On Monday evening, two of the three candidates in the District 3 Berkeley City Council race discussed their platforms during a virtual town hall hosted by BridgeUSA at Berkeley and the ASUC Office of the External Affairs Vice President.
Candidates Deborah Matthews and incumbent Ben Bartlett answered questions that were generated by Berkeley residents and students regarding the issues of public safety, affordable living and housing. Candidate Orlando Martinez did not attend the event.
“The rising cost of housing, displacement, crime, traffic and inadequate leadership has really threatened our community,” Matthews said during the event. “Our neighborhood deserves leadership that puts South Berkeley first.”
The first section of the debate focused on public safety and police reform, with candidates disagreeing on how to ensure the safety of UC Berkeley students.

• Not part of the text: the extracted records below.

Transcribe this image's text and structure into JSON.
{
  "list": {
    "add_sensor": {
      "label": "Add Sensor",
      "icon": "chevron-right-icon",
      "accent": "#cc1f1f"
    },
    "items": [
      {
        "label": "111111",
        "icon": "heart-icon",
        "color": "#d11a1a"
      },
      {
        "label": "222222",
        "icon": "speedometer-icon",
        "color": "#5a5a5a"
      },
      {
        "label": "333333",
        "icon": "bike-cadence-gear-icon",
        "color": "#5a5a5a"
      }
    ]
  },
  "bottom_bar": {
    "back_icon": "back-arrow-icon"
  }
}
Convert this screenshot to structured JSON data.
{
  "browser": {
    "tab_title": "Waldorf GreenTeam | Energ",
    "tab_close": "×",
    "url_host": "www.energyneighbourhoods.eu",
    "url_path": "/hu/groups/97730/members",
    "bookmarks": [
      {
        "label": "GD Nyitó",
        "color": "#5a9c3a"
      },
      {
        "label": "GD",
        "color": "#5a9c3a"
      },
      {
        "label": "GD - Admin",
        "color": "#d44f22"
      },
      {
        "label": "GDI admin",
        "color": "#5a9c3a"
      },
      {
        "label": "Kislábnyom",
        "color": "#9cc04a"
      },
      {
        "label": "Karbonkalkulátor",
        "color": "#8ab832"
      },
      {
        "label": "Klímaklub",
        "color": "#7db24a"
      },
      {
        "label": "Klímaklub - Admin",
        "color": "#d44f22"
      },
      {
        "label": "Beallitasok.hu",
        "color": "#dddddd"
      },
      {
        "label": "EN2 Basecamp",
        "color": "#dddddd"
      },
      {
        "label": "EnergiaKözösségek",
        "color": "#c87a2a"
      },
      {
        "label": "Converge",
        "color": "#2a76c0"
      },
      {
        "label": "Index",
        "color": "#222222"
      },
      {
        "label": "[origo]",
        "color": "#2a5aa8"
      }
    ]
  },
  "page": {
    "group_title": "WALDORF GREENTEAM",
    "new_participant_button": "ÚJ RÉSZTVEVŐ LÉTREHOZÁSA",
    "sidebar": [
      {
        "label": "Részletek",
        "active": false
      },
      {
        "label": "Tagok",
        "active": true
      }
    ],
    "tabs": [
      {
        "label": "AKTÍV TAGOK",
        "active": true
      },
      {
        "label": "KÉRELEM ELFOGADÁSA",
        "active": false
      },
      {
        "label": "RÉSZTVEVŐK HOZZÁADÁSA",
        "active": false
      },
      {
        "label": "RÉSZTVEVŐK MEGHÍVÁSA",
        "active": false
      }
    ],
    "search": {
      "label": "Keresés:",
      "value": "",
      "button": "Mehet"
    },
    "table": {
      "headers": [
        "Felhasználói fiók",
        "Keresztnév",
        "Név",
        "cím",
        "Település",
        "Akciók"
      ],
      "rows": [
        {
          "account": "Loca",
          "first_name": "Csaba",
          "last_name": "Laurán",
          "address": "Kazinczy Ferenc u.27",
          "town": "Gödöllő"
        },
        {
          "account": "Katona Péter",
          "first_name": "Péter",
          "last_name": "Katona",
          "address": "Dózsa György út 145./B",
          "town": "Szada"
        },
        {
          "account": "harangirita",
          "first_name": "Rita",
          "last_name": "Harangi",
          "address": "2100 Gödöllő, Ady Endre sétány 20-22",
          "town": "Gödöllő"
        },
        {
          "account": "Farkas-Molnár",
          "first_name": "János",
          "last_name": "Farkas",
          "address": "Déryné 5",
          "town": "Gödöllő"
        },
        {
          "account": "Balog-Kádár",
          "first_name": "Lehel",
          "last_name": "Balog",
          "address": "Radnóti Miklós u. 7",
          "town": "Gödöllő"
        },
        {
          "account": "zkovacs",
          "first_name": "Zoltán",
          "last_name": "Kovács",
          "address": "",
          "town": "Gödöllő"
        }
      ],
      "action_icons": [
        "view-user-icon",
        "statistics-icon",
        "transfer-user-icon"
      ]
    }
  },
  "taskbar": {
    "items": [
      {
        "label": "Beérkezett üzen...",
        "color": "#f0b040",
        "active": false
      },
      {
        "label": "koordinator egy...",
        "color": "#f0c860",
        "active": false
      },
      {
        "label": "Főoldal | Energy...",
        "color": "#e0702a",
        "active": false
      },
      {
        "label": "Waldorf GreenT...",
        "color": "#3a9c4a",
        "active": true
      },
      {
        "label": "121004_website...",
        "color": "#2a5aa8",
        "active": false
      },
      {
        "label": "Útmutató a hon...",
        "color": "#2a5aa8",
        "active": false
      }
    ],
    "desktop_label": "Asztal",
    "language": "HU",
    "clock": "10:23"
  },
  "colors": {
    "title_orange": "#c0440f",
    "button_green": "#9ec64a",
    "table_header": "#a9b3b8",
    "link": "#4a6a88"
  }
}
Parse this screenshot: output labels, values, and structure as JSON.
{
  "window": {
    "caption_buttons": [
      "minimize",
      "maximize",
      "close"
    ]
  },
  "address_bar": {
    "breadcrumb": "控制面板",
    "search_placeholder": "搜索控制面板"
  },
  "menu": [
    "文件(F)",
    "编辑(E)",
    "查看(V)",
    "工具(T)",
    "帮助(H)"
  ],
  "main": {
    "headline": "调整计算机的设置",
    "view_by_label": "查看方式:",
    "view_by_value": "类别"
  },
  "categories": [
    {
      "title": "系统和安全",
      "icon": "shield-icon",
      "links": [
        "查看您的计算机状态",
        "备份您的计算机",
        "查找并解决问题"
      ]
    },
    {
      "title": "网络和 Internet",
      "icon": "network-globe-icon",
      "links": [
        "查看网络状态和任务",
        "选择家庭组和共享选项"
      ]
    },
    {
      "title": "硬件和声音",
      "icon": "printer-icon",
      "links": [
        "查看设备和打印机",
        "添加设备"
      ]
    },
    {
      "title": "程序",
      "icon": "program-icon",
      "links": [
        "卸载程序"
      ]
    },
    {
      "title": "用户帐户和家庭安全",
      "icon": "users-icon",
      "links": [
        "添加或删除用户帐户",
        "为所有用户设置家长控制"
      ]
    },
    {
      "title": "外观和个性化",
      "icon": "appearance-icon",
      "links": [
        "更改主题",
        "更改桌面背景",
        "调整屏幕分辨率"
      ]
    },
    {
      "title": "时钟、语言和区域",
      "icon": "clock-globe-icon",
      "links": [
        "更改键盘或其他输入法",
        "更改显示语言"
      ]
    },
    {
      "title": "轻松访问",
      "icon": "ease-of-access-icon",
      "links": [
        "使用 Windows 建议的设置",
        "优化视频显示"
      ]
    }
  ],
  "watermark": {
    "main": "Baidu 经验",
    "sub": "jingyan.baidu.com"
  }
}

Bartlett said crime is centered on the lack of investment in mental health, emphasizing that the city budget should be reoriented to address the crisis of mental health in Berkeley. Matthews said the city needs to address crime against women.
“There are more than 250 women that have been killed at the hands of police, and to have them continue to be nameless in our city is unacceptable for me,” Matthews said during the event. “We need to address the needs of women by having safety in our street lighting and making sure vegetation is well-trimmed when they walk on streets.”
During the discussion on housing and affordable living, the candidates agreed that the city should create more “missing middle housing”— clustered or multiunit housing types — but had different ideas regarding the intended demographic for that housing.
Matthews said she is committed to providing mixed-income housing for both the homeless and middle-income families, while Bartlett said low-priced condominiums should be built in Berkeley.
“We can address the inability to buy starter homes for young people and people that aren’t rich,” Bartlett said during the event. “This would be great for city workers and young people who have a college degree to get their toehold in the economy.”
On the topic of housing and carbon emissions, both candidates supported the development of transit-oriented housing at BART stations.
Matthews said the city should build homes on transit corridors to encourage the use of public transportation and reduce carbon emissions, and she noted her work toward the development of housing at the Ashby BART station. Bartlett agreed but emphasized that the city needs to ensure that transit-oriented housing is affordable.
“If you’re building on top of transit, only rich people can afford it,” Bartlett said during the event. “Remember, you don’t want to swap a rich person’s gas mileage for a poor person’s gas mileage. Everyone has to be integrated in together.”